Here’s your five-step framework for getting closer to the truth:

  1. Create a private, comfortable setting. Privacy reduces defensiveness. Intimacy—not intimidation—opens people up.
  2. Let them talk. Use silence, the Triple Nod, and open-ended questions to keep them going.
  3. Listen to their words more than their body. Verbal cues are far more reliable than body language “tells.”
  4. Strategically use what you know. The SUE technique is one of the most powerful tools available.
  5. Lead with empathy, not pressure. Rapport-based approaches yield five times more information than accusatorial ones.

The best way to get someone to tell the truth? Tell the truth yourself. If you come from a place of honesty, you’re far more likely to receive it back.

The best way to get someone to tell the truth? Tell the truth yourself.

Frequently Asked Questions

What are the 5 C's of confession?

The 5 C’s framework describes the elements of a meaningful confession: Conviction (recognizing the wrongdoing), Confession (stating it explicitly), Contrition (genuine regret), Compensation (making amends), and Correction (resolving to change the behavior going forward). A confession that hits all five tends to feel more genuine and lead to better resolution. (No, it’s not a coffee order—though a good conversation over coffee doesn’t hurt.)

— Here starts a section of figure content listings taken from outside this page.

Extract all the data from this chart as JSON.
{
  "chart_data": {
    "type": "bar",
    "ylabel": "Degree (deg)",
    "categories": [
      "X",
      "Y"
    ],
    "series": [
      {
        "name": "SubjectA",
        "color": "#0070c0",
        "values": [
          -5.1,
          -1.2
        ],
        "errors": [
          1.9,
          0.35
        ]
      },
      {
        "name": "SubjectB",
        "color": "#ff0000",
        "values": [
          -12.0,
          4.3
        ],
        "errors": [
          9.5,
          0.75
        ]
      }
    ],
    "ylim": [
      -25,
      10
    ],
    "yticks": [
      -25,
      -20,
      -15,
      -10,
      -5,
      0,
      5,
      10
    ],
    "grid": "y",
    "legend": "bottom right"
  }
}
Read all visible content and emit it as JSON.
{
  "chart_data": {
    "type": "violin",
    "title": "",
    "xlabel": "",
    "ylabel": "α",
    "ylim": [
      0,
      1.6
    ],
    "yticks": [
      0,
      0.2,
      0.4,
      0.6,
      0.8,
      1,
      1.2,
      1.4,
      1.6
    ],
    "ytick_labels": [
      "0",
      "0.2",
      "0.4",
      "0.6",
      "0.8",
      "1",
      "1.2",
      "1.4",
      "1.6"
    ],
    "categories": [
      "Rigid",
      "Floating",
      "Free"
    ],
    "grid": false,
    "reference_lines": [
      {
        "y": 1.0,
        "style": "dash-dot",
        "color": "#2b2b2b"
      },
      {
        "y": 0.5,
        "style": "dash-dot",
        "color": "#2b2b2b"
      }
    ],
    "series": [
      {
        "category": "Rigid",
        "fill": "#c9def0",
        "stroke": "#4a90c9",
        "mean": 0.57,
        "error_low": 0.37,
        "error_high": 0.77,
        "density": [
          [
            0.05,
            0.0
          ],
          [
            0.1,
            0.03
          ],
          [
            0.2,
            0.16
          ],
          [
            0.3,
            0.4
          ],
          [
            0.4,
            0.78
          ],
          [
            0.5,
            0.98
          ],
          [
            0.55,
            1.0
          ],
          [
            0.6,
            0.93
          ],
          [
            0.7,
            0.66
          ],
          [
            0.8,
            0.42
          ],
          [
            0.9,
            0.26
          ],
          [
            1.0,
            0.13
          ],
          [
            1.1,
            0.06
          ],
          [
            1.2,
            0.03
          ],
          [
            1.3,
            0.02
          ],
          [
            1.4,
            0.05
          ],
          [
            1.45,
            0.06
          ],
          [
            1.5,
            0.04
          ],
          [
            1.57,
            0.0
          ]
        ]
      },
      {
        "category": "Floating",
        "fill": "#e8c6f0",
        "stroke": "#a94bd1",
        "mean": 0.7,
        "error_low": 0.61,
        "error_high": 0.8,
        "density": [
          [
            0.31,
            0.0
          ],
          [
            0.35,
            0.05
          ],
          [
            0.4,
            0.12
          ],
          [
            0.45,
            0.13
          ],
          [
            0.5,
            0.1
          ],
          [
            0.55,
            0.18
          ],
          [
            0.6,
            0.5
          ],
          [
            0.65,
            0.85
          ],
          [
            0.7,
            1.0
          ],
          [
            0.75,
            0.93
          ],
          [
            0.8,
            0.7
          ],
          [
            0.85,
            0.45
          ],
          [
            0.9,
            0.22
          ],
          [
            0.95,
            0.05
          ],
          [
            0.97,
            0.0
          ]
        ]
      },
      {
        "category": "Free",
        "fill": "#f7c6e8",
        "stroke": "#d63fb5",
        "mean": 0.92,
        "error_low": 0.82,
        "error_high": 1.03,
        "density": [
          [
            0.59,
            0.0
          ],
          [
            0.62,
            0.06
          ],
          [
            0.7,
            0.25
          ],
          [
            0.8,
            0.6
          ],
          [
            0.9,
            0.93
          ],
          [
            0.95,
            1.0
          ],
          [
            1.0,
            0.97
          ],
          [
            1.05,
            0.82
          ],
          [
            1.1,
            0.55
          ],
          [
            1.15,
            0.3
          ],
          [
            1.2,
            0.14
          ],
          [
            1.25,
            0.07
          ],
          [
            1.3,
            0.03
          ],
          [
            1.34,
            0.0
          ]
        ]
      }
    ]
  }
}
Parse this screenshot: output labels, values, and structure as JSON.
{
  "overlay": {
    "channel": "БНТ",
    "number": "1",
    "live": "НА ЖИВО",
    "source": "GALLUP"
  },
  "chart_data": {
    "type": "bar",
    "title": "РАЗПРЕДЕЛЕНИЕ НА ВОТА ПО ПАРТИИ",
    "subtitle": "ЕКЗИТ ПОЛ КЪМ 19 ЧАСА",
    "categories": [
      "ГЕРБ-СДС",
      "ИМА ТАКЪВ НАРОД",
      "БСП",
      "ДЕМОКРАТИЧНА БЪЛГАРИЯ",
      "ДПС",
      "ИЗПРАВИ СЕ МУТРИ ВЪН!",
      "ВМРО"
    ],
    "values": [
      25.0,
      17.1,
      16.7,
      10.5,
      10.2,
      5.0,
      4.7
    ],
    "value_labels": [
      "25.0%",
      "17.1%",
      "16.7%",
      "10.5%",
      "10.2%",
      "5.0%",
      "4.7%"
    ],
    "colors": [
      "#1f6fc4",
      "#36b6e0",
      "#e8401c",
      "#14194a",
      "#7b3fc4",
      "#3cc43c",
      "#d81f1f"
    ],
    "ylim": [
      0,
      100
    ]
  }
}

What phrases do liars commonly use?

Verbal deception cues point to several red flags: phrases like “Honestly…” or “Believe me…” (truth-tellers rarely feel the need to announce their honesty), fewer first-person pronouns like “I” or “me” (liars subconsciously distance themselves from the lie), more passive voice constructions (“mistakes were made” is a classic), and a notable lack of specific, verifiable details like names, places, and times.